4. The objective lens unit of claim 2, further comprising a holder which supports at least one of the first flange section, the second flange section and the support section.

5. The objective lens unit of claim 4, wherein the holder is integrally formed with at least one of the first lens section and the second lens section.

6. The objective lens unit of claim 1, wherein the second objective lens is fixed on the support section.

7. The objective lens unit of claim 1, wherein the support section further comprises an alignment member which aligns the second flange section with respect to the support section.

8. The objective lens unit of claim 7, wherein the alignment member comprises a mechanism which positions the second lens section with respect to an optical axis direction thereof and a direction orthogonal to the optical axis direction.

9. The objective lens unit of claim 1, wherein the first lens section and the second lens section are capable of respectively forming a spot-diameter different from each other.

10. The objective lens unit of claim 1, wherein the support section has a function of an aperture for the second lens section.

11. The objective lens unit of claim 1, wherein the second objective lens is formed with glass.

12. An objective lens unit for use in an optical pickup device comprising:

(a) a first member having a first lens section and a first flange section, which supports a periphery of the first lens section by being integrally formed with the first lens section; and

(b) a second member having a second lens section and a second flange section, which supports a periphery of the second lens section by being integrally formed with the second lens section,

wherein the first flange section supports the second member so that the second lens section adjoins the first lens section.

13. The objective lens unit of claim 12, wherein the first flange section supports a surface of the second flange section, the surface of which faces a light source.

14. The objective lens unit of claim 12, further comprising a holder which supports at least one of the first flange section and the second flange section.

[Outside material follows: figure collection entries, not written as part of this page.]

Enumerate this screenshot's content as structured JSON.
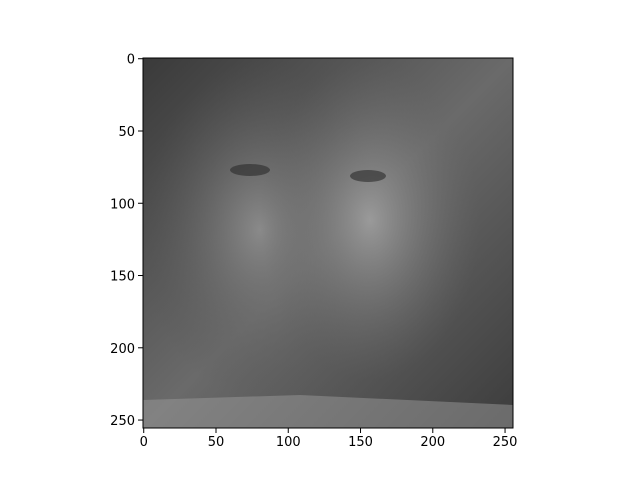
{
  "chart_data": {
    "type": "image",
    "xlim": [
      -0.5,
      255.5
    ],
    "ylim": [
      255.5,
      -0.5
    ],
    "xticks": [
      0,
      50,
      100,
      150,
      200,
      250
    ],
    "yticks": [
      0,
      50,
      100,
      150,
      200,
      250
    ],
    "colormap": "gray"
  }
}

15. The objective lens unit of claim 14, wherein the holder is integrally formed with at least one of the first lens section and the second lens section.

16. The objective lens of claim 12, wherein the second objective lens is fixed on the first flange section.

17. The objective lens unit of claim 12, wherein the first flange section further comprises an alignment member which aligns the second flange section with respect to the first flange section.

18. The objective lens unit of claim 17, wherein the alignment member comprises a mechanism which positions the second lens section with respect to an optical axis direction thereof and a direction orthogonal to the optical axis direction.

19. The objective lens unit of claim 12, wherein the first lens section is capable of forming a spot-diameter different from that of the second lens section.

20. The objective lens unit of claim 12, wherein the first flange section has a function of an aperture for the second lens section.

21. The objective lens unit of claim 12, wherein the second objective lens is formed with glass.

22. An image pickup device comprising:

(a) the objective lens unit of claim 1; and

(b) an optical device in which information is read from a first optical information recording medium, or information is written to the first optical information recording medium through the first lens section, and information is read from a second optical information recording medium, or information is written to the second optical information recording medium through the second lens section.

23. The image pickup device of claim 22, further comprising a drive device which displaces the first and second lens sections by driving the objective lens unit.